One of those people could be Deven Grove, a McMinnville man who was shot and paralyzed at the beginning of July. Donations for Grove are being accepted at Homeland Community Bank on North Chancery Street. An account has been established under Ola Johnson, aunt of Grove.
“I want us to come together as a community and at least get him to The Shepherd Center,” said Luna. “Yes, it is extremely expensive. But, if I hadn’t went to The Shepherd Center … my 90 days there were vital. If everybody would just give $1, we can get him there. I’m so worried about him. I had all this support, but most people don’t. He’s got a long road ahead of him. I was 38 when it happened. This man is 25.”

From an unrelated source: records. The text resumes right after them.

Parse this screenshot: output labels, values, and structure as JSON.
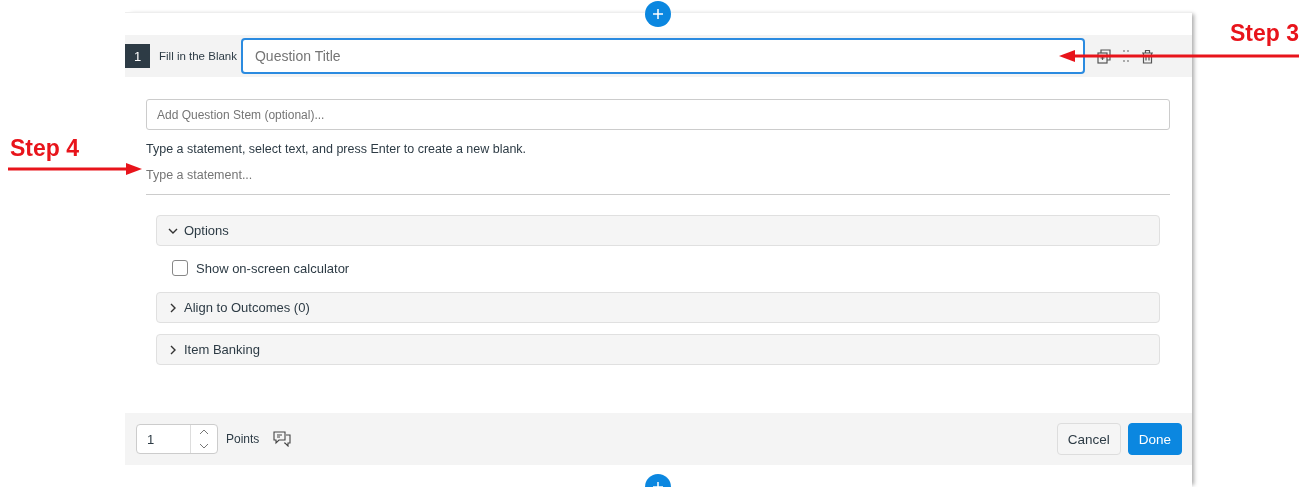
{
  "question": {
    "number": "1",
    "type_label": "Fill in the Blank",
    "title": {
      "placeholder": "Question Title",
      "focused": true
    }
  },
  "stem": {
    "placeholder": "Add Question Stem (optional)..."
  },
  "instructions": "Type a statement, select text, and press Enter to create a new blank.",
  "statement": {
    "placeholder": "Type a statement..."
  },
  "sections": [
    {
      "kind": "panel",
      "label": "Options",
      "expanded": true
    },
    {
      "kind": "checkbox",
      "label": "Show on-screen calculator",
      "checked": false
    },
    {
      "kind": "panel",
      "label": "Align to Outcomes (0)",
      "expanded": false
    },
    {
      "kind": "panel",
      "label": "Item Banking",
      "expanded": false
    }
  ],
  "footer": {
    "points": {
      "value": "1",
      "label": "Points"
    },
    "buttons": [
      {
        "label": "Cancel",
        "primary": false
      },
      {
        "label": "Done",
        "primary": true
      }
    ]
  },
  "annotations": [
    {
      "label": "Step 3",
      "kind": "right"
    },
    {
      "label": "Step 4",
      "kind": "left"
    }
  ]
}
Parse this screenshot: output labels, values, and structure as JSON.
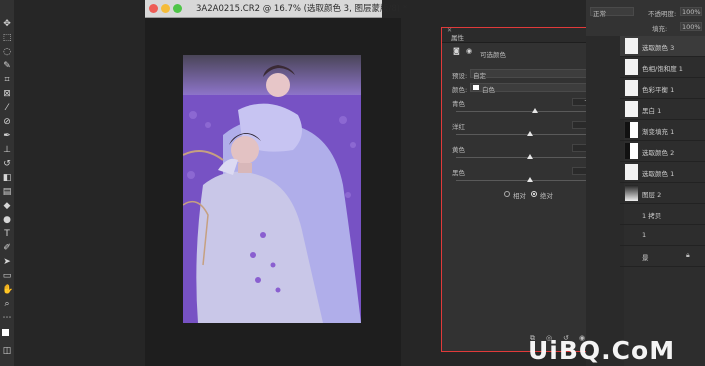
{
  "document": {
    "title": "3A2A0215.CR2 @ 16.7% (选取颜色 3, 图层蒙版/8) *"
  },
  "properties_panel": {
    "header_label": "属性",
    "adjustment_label": "可选颜色",
    "preset_label": "预设:",
    "preset_value": "自定",
    "colors_label": "颜色:",
    "colors_value": "白色",
    "sliders": [
      {
        "name": "青色",
        "value": "+7",
        "pct": "%",
        "level": 0.535
      },
      {
        "name": "洋红",
        "value": "0",
        "pct": "%",
        "level": 0.5
      },
      {
        "name": "黄色",
        "value": "0",
        "pct": "%",
        "level": 0.5
      },
      {
        "name": "黑色",
        "value": "0",
        "pct": "%",
        "level": 0.5
      }
    ],
    "radio_relative": "相对",
    "radio_absolute": "绝对",
    "selected_method": "绝对"
  },
  "top_right": {
    "blend_mode": "正常",
    "opacity_label": "不透明度:",
    "opacity_value": "100%",
    "fill_label": "填充:",
    "fill_value": "100%"
  },
  "layers": [
    {
      "name": "选取颜色 3",
      "thumb": "white"
    },
    {
      "name": "色相/饱和度 1",
      "thumb": "white"
    },
    {
      "name": "色彩平衡 1",
      "thumb": "white"
    },
    {
      "name": "黑白 1",
      "thumb": "white"
    },
    {
      "name": "渐变填充 1",
      "thumb": "mask"
    },
    {
      "name": "选取颜色 2",
      "thumb": "mask"
    },
    {
      "name": "选取颜色 1",
      "thumb": "white"
    },
    {
      "name": "图层 2",
      "thumb": "photo"
    },
    {
      "name": "1 拷贝",
      "thumb": "none"
    },
    {
      "name": "1",
      "thumb": "none"
    },
    {
      "name": "景",
      "thumb": "none"
    }
  ],
  "watermark": "UiBQ.CoM",
  "colors": {
    "highlight_border": "#e03a3a",
    "panel_bg": "#323232"
  }
}
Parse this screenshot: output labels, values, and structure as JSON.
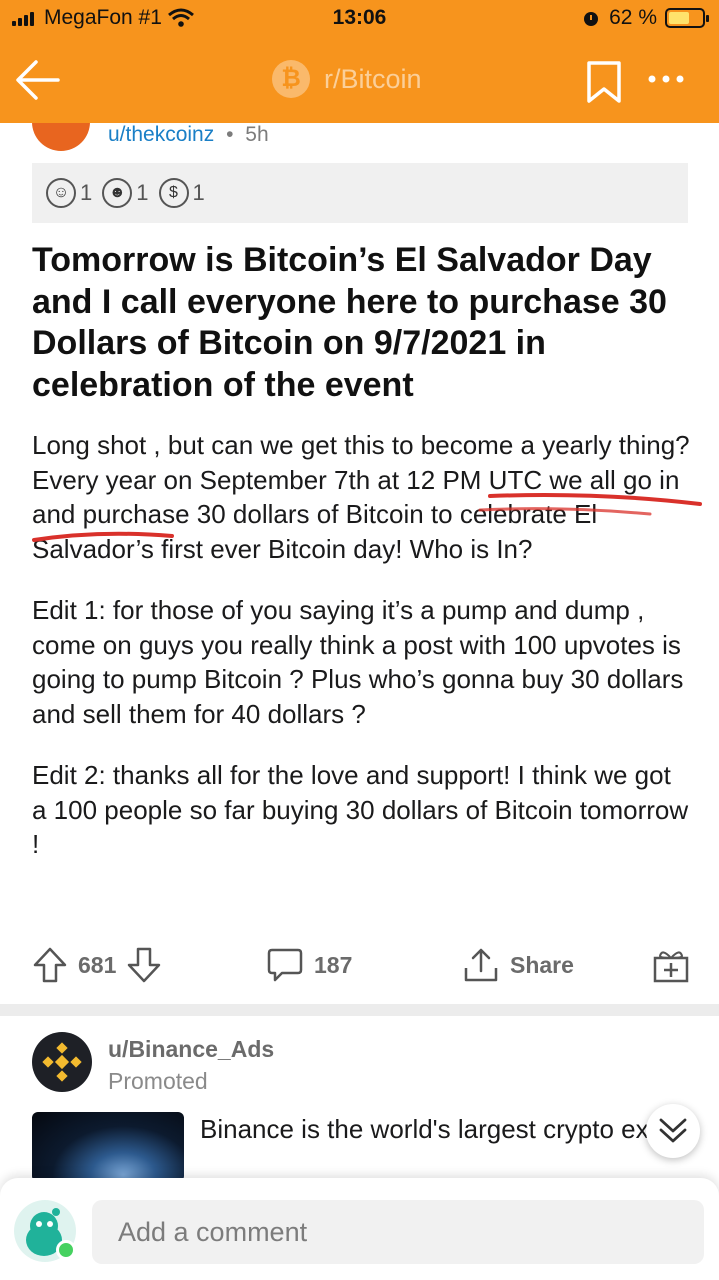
{
  "status_bar": {
    "carrier": "MegaFon #1",
    "time": "13:06",
    "battery": "62 %",
    "battery_level": 0.62
  },
  "nav": {
    "subreddit": "r/Bitcoin",
    "btc_symbol": "₿",
    "back_icon": "back-arrow-icon",
    "bookmark_icon": "bookmark-icon",
    "more_icon": "more-icon"
  },
  "post": {
    "author": "u/thekcoinz",
    "age": "5h",
    "separator": "•",
    "awards": [
      {
        "icon": "award-icon",
        "count": "1"
      },
      {
        "icon": "award-icon",
        "count": "1"
      },
      {
        "icon": "award-icon",
        "count": "1"
      }
    ],
    "title": "Tomorrow is Bitcoin’s El Salvador Day and I call everyone here to purchase 30 Dollars of Bitcoin on 9/7/2021 in celebration of the event",
    "paragraphs": [
      "Long shot , but can we get this to become a yearly thing? Every year on September 7th at 12 PM UTC we all go in and purchase 30 dollars of Bitcoin to celebrate El Salvador’s first ever Bitcoin day! Who is In?",
      "Edit 1: for those of you saying it’s a pump and dump , come on guys you really think a post with 100 upvotes is going to pump Bitcoin ? Plus who’s gonna buy 30 dollars and sell them for 40 dollars ?",
      "Edit 2: thanks all for the love and support! I think we got a 100 people so far buying 30 dollars of Bitcoin tomorrow !"
    ]
  },
  "actions": {
    "score": "681",
    "comments": "187",
    "share": "Share"
  },
  "promoted": {
    "user": "u/Binance_Ads",
    "label": "Promoted",
    "text": "Binance is the world's largest crypto exchange. That means better price"
  },
  "comment_bar": {
    "placeholder": "Add a comment"
  },
  "colors": {
    "header": "#f7941d",
    "link": "#1a7fc6",
    "annotation": "#d9312b"
  }
}
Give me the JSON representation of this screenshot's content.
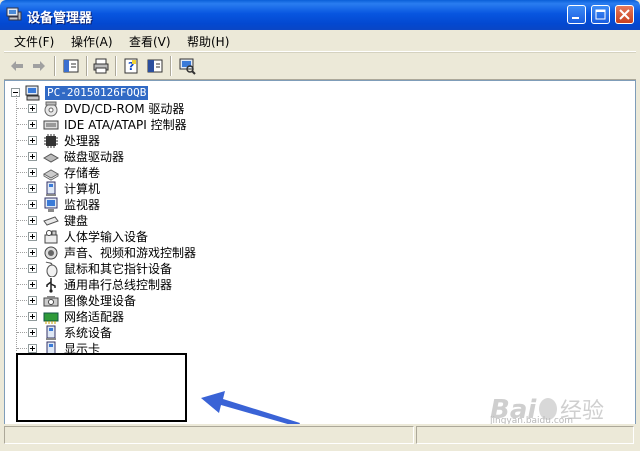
{
  "window": {
    "title": "设备管理器",
    "buttons": [
      "minimize",
      "maximize",
      "close"
    ]
  },
  "menu": [
    {
      "label": "文件(F)"
    },
    {
      "label": "操作(A)"
    },
    {
      "label": "查看(V)"
    },
    {
      "label": "帮助(H)"
    }
  ],
  "toolbar": {
    "icons": [
      "back-arrow-icon",
      "forward-arrow-icon",
      "show-hide-console-tree-icon",
      "print-icon",
      "properties-icon",
      "help-icon",
      "scan-hardware-icon"
    ]
  },
  "tree": {
    "root_label": "PC-20150126FOQB",
    "items": [
      {
        "label": "DVD/CD-ROM 驱动器",
        "icon": "cdrom-icon"
      },
      {
        "label": "IDE ATA/ATAPI 控制器",
        "icon": "ide-controller-icon"
      },
      {
        "label": "处理器",
        "icon": "processor-icon"
      },
      {
        "label": "磁盘驱动器",
        "icon": "disk-drive-icon"
      },
      {
        "label": "存储卷",
        "icon": "storage-volume-icon"
      },
      {
        "label": "计算机",
        "icon": "computer-icon"
      },
      {
        "label": "监视器",
        "icon": "monitor-icon"
      },
      {
        "label": "键盘",
        "icon": "keyboard-icon"
      },
      {
        "label": "人体学输入设备",
        "icon": "hid-icon"
      },
      {
        "label": "声音、视频和游戏控制器",
        "icon": "sound-icon"
      },
      {
        "label": "鼠标和其它指针设备",
        "icon": "mouse-icon"
      },
      {
        "label": "通用串行总线控制器",
        "icon": "usb-icon"
      },
      {
        "label": "图像处理设备",
        "icon": "imaging-device-icon"
      },
      {
        "label": "网络适配器",
        "icon": "network-adapter-icon"
      },
      {
        "label": "系统设备",
        "icon": "system-device-icon"
      },
      {
        "label": "显示卡",
        "icon": "display-adapter-icon"
      }
    ]
  },
  "watermark": {
    "brand": "Bai 经验",
    "url": "jingyan.baidu.com"
  },
  "colors": {
    "titlebar": "#0a5fd8",
    "selection": "#316ac5",
    "arrow": "#3a63d6"
  }
}
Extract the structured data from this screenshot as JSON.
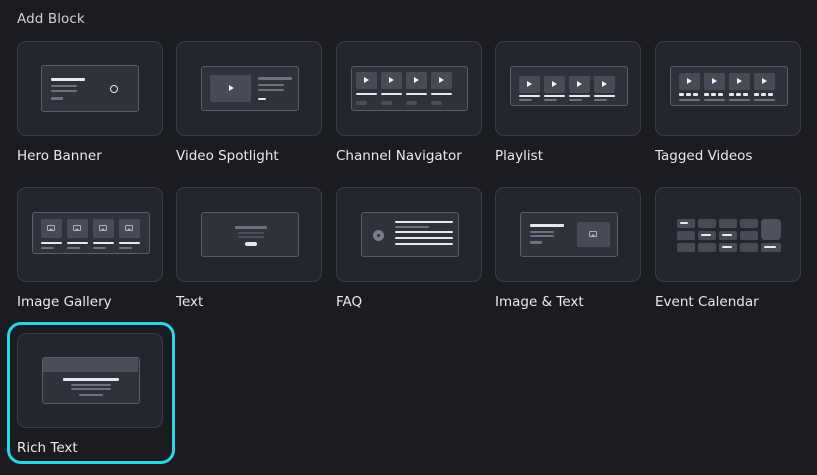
{
  "header": {
    "title": "Add Block"
  },
  "blocks": [
    {
      "label": "Hero Banner",
      "icon": "hero-banner-icon"
    },
    {
      "label": "Video Spotlight",
      "icon": "video-spotlight-icon"
    },
    {
      "label": "Channel Navigator",
      "icon": "channel-navigator-icon"
    },
    {
      "label": "Playlist",
      "icon": "playlist-icon"
    },
    {
      "label": "Tagged Videos",
      "icon": "tagged-videos-icon"
    },
    {
      "label": "Image Gallery",
      "icon": "image-gallery-icon"
    },
    {
      "label": "Text",
      "icon": "text-block-icon"
    },
    {
      "label": "FAQ",
      "icon": "faq-icon"
    },
    {
      "label": "Image & Text",
      "icon": "image-text-icon"
    },
    {
      "label": "Event Calendar",
      "icon": "event-calendar-icon"
    },
    {
      "label": "Rich Text",
      "icon": "rich-text-icon",
      "selected": true
    }
  ],
  "colors": {
    "background": "#1b1c21",
    "card": "#24262d",
    "card_border": "#3a3c44",
    "selection": "#29d6e6"
  }
}
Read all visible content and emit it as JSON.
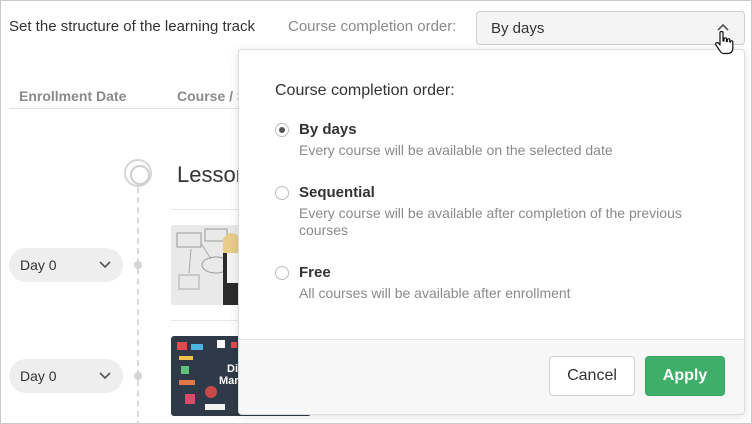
{
  "header": {
    "title": "Set the structure of the learning track",
    "order_label": "Course completion order:",
    "order_value": "By days"
  },
  "table": {
    "col_enrollment": "Enrollment Date",
    "col_course": "Course / S"
  },
  "timeline": {
    "lesson_title": "Lessor",
    "rows": [
      {
        "day": "Day 0"
      },
      {
        "day": "Day 0"
      }
    ],
    "thumb2_text": [
      "Di",
      "Mark"
    ]
  },
  "popover": {
    "heading": "Course completion order:",
    "options": [
      {
        "title": "By days",
        "description": "Every course will be available on the selected date",
        "checked": true
      },
      {
        "title": "Sequential",
        "description": "Every course will be available after completion of the previous courses",
        "checked": false
      },
      {
        "title": "Free",
        "description": "All courses will be available after enrollment",
        "checked": false
      }
    ],
    "cancel_label": "Cancel",
    "apply_label": "Apply"
  },
  "colors": {
    "accent_green": "#3fae68",
    "muted_text": "#8a8a8a"
  },
  "icons": {
    "select_chevron": "chevron-up-icon",
    "cursor": "hand-pointer-icon",
    "day_chevron": "chevron-down-icon"
  }
}
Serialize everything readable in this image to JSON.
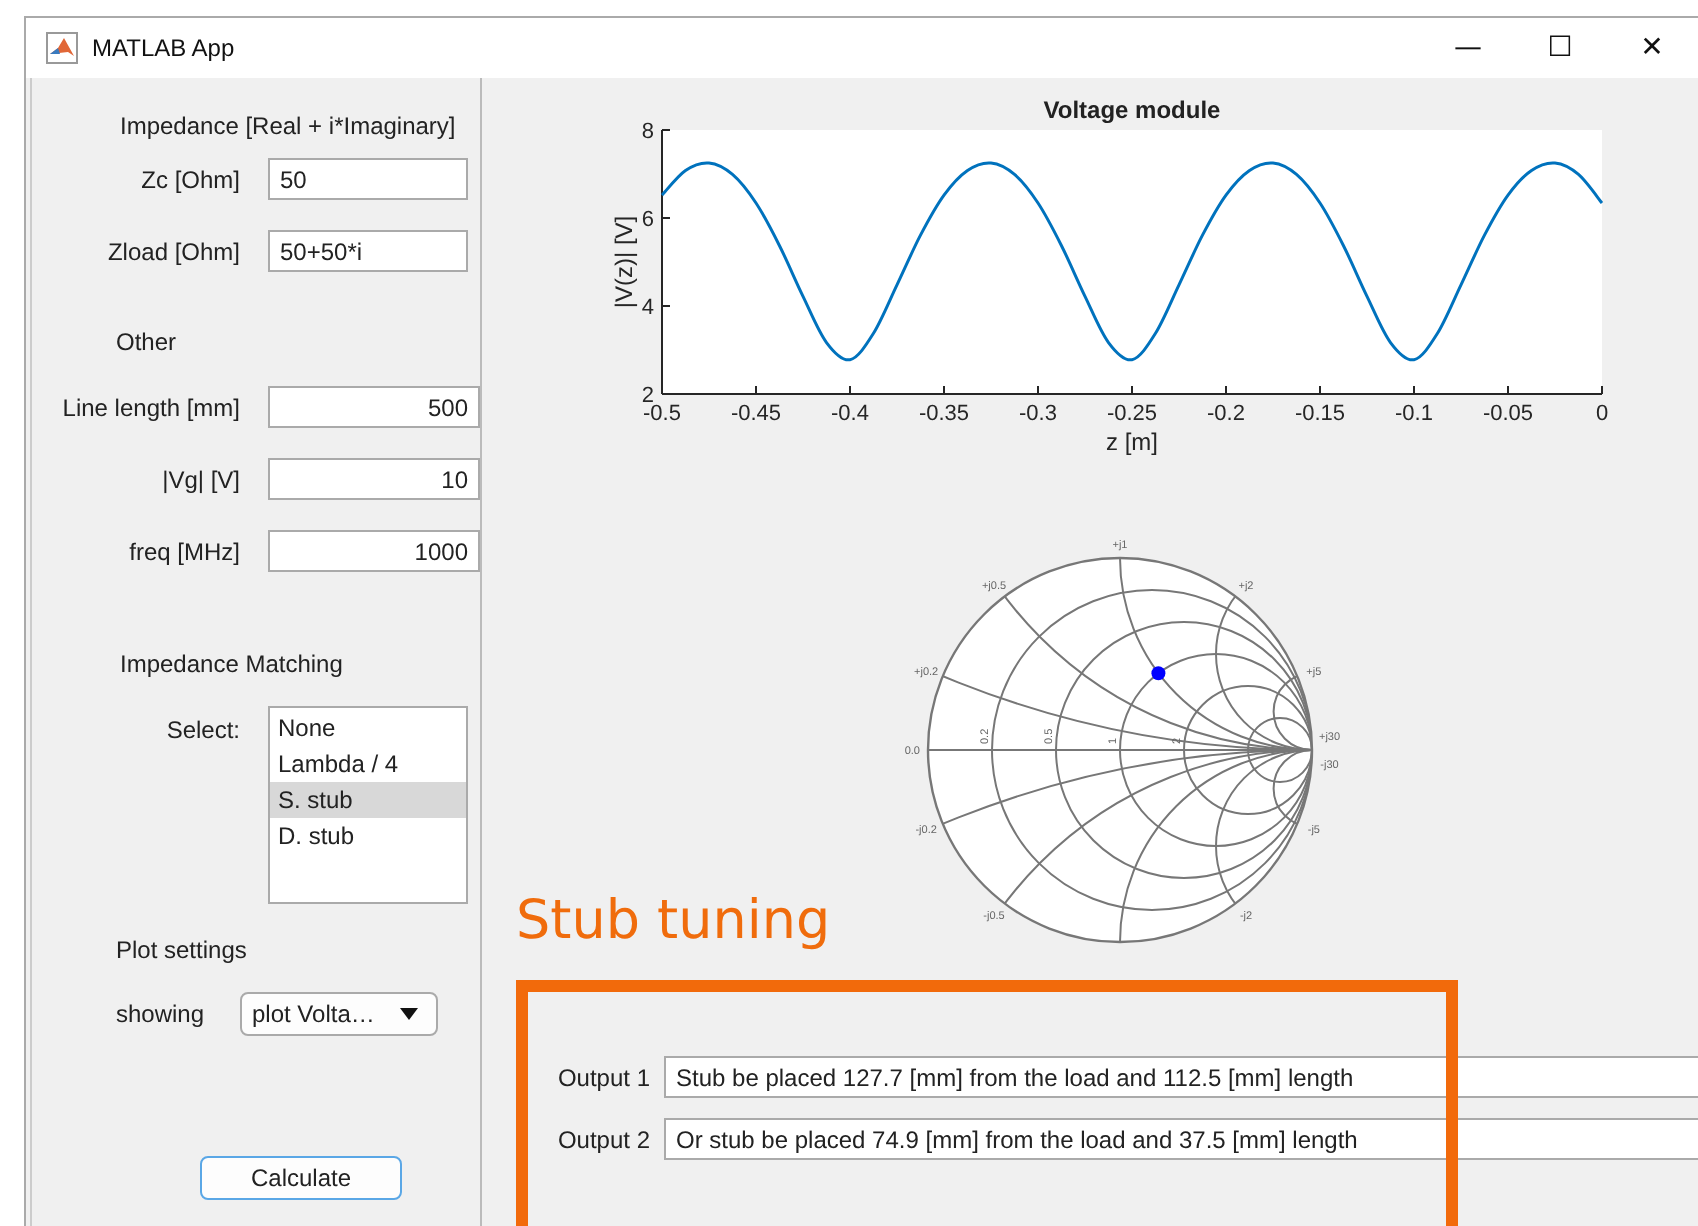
{
  "window": {
    "title": "MATLAB App",
    "controls": [
      "—",
      "☐",
      "✕"
    ]
  },
  "impedance": {
    "heading": "Impedance [Real + i*Imaginary]",
    "fields": [
      {
        "label": "Zc [Ohm]",
        "value": "50"
      },
      {
        "label": "Zload [Ohm]",
        "value": "50+50*i"
      }
    ]
  },
  "other": {
    "heading": "Other",
    "fields": [
      {
        "label": "Line length [mm]",
        "value": "500"
      },
      {
        "label": "|Vg| [V]",
        "value": "10"
      },
      {
        "label": "freq [MHz]",
        "value": "1000"
      }
    ]
  },
  "matching": {
    "heading": "Impedance Matching",
    "label": "Select:",
    "items": [
      {
        "label": "None",
        "selected": false
      },
      {
        "label": "Lambda / 4",
        "selected": false
      },
      {
        "label": "S. stub",
        "selected": true
      },
      {
        "label": "D. stub",
        "selected": false
      }
    ]
  },
  "plot_settings": {
    "heading": "Plot settings",
    "label": "showing",
    "dropdown": "plot Volta…"
  },
  "calculate_button": "Calculate",
  "voltage_plot": {
    "chart_data": {
      "type": "line",
      "title": "Voltage module",
      "xlabel": "z [m]",
      "ylabel": "|V(z)| [V]",
      "x": [
        -0.5,
        -0.4875,
        -0.475,
        -0.4625,
        -0.45,
        -0.4375,
        -0.425,
        -0.4125,
        -0.4,
        -0.3875,
        -0.375,
        -0.3625,
        -0.35,
        -0.3375,
        -0.325,
        -0.3125,
        -0.3,
        -0.2875,
        -0.275,
        -0.2625,
        -0.25,
        -0.2375,
        -0.225,
        -0.2125,
        -0.2,
        -0.1875,
        -0.175,
        -0.1625,
        -0.15,
        -0.1375,
        -0.125,
        -0.1125,
        -0.1,
        -0.0875,
        -0.075,
        -0.0625,
        -0.05,
        -0.0375,
        -0.025,
        -0.0125,
        0
      ],
      "series": [
        {
          "color": "#0072bd",
          "values": [
            6.52,
            7.08,
            7.25,
            6.99,
            6.34,
            5.37,
            4.22,
            3.17,
            2.78,
            3.38,
            4.48,
            5.61,
            6.52,
            7.08,
            7.25,
            6.99,
            6.34,
            5.37,
            4.22,
            3.17,
            2.78,
            3.38,
            4.48,
            5.61,
            6.52,
            7.08,
            7.25,
            6.99,
            6.34,
            5.37,
            4.22,
            3.17,
            2.78,
            3.38,
            4.48,
            5.61,
            6.52,
            7.08,
            7.25,
            6.99,
            6.34
          ]
        }
      ],
      "xlim": [
        -0.5,
        0
      ],
      "ylim": [
        2,
        8
      ],
      "xticks": [
        -0.5,
        -0.45,
        -0.4,
        -0.35,
        -0.3,
        -0.25,
        -0.2,
        -0.15,
        -0.1,
        -0.05,
        0
      ],
      "yticks": [
        2,
        4,
        6,
        8
      ]
    }
  },
  "smith_chart": {
    "reactance_labels": [
      "+j0.2",
      "+j0.5",
      "+j1",
      "+j2",
      "+j5",
      "+j30",
      "-j0.2",
      "-j0.5",
      "-j2",
      "-j5",
      "-j30"
    ],
    "origin_label": "0.0",
    "resistance_labels": [
      "0.2",
      "0.5",
      "1",
      "2"
    ]
  },
  "stub_tuning": {
    "heading": "Stub tuning",
    "outputs": [
      {
        "label": "Output 1",
        "value": "Stub be placed 127.7 [mm] from the load and 112.5 [mm] length"
      },
      {
        "label": "Output 2",
        "value": "Or stub be placed 74.9 [mm] from the load and 37.5 [mm] length"
      }
    ]
  }
}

Grove was shot three times with a 40-caliber handgun by a disgruntled roommate. One of those bullets shattered his C-7 vertebrae, causing paralysis.
In August, Grove’s family reported the need to get him into The Shepherd Center. The cost for 56 days of treatment required an $112,000 deposit, followed by an additional $112,000.
“We need to rally around this man and get him what he needs,” said Luna. “He’s going to have a hard road ahead of him. You have to have family support and community support behind you in order to make it. I just wanted to put this out there. I hate doing interviews, honestly, but he needs the community to support him. Let’s not let this become one forgotten moment in time for us while he’s still struggling to cope.”
William Dejesus Fernandez, 21, has been charged in the shooting incident involving Grove. That case has yet to be resolved.
In Luna’s case, Foster pleaded guilty to two counts of attempted first-degree murder, two counts of use of a firearm during a felony and one count of carrying a weapon on school property. He was given 56 years.